NEW ORLEANS (AP):
What was to have been a weekend of remembrance of Hurricane Katrina's destruction became a weekend of worry
as 'Ernesto' strengthened to a hurricane in the Caribbean.
The National Hurricane Center said Ernesto could grow into a Category Three hurricane by Thursday, menacing a broad swath of the Gulf Coast. 'Katrina' was a Category Three storm when it ravaged New Orleans a year ago tomorrow.
Weary residents kept an eye on the forecast.
Bari Landry, who lives in a neighbourhood heavily flooded by Katrina, said she reserved a hotel room in Houston for Thursday through Saturday.
"There may be panic, but we know the drill," she said.
Gov. Kathleen Blanco said state officials were keeping an eye on Ernesto, and the Army Corps of Engineers was carefully tracking the storm's movement, said Lt. Gen. Carl Strock, head of the Army Corps.
Early test
It was too early to tell whether Ernesto would provide an early test for the city's levee system, which Strock conceded may not yet be strong enough to withstand a large storm surge.
Strock said he was confident the Corps had done all it could to repair and reinforce 220 miles (350 kilometres) of levee walls, but said many variables would determine whether the levees could withstand a major hurricane.
Much would depend on where the hurricane made landfall, wind speed, rainfall and other factors, he said. The biggest concern would be water levels so high that they could cascade over the levee walls, weakening them to the point of breaching.

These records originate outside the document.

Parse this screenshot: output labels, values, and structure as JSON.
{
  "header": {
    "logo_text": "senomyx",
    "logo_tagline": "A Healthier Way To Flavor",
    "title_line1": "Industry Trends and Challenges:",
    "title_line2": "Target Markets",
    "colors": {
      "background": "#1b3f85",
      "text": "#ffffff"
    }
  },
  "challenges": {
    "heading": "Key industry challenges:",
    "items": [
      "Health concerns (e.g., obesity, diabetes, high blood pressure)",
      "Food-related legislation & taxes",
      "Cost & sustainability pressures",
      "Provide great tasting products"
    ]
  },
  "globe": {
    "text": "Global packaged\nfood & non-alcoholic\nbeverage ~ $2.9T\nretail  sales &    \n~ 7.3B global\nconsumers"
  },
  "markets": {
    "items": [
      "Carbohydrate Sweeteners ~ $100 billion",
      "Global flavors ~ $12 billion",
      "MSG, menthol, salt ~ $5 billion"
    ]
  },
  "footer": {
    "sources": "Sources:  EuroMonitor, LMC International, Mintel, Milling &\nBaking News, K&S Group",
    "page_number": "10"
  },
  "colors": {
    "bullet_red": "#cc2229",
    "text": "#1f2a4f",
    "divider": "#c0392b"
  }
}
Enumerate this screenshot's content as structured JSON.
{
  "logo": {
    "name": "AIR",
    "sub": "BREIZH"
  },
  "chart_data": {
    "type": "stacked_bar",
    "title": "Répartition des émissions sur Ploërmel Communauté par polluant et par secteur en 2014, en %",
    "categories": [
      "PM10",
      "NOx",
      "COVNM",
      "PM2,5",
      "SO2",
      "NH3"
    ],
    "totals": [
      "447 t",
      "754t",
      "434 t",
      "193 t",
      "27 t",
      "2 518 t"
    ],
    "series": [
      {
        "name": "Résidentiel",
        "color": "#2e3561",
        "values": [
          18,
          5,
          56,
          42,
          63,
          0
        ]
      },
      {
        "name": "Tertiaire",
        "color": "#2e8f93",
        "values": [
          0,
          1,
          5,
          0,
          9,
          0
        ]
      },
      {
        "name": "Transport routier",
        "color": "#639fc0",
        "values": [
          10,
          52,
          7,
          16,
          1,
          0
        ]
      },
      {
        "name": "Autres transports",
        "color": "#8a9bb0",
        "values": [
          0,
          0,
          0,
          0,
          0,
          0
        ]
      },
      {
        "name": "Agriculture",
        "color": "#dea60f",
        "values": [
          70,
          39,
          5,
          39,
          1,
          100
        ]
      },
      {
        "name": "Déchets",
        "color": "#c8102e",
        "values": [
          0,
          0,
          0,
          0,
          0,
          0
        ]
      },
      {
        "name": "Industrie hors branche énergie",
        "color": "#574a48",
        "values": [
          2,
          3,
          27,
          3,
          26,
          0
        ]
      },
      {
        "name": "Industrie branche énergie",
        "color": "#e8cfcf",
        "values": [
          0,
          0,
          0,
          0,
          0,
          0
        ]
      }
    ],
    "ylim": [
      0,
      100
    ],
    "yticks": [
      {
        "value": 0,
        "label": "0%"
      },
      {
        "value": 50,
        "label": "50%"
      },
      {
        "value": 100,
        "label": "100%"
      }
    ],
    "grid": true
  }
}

"It's critical we make the right call for the right reason," Blanco said, cautioning that officials want to ward off the chance of unnecessary evacuations.
Mandatory evacuation in the parishes below New Orleans would kick in when the storm was 50 hours from the coast, New Orleans Homeland Security chief Terry Ebbert said. New Orleans would begin mandatory evacuation at the 40-hour mark.
The city already has buses and trains under contract to evacuate people without the means to leave, he said.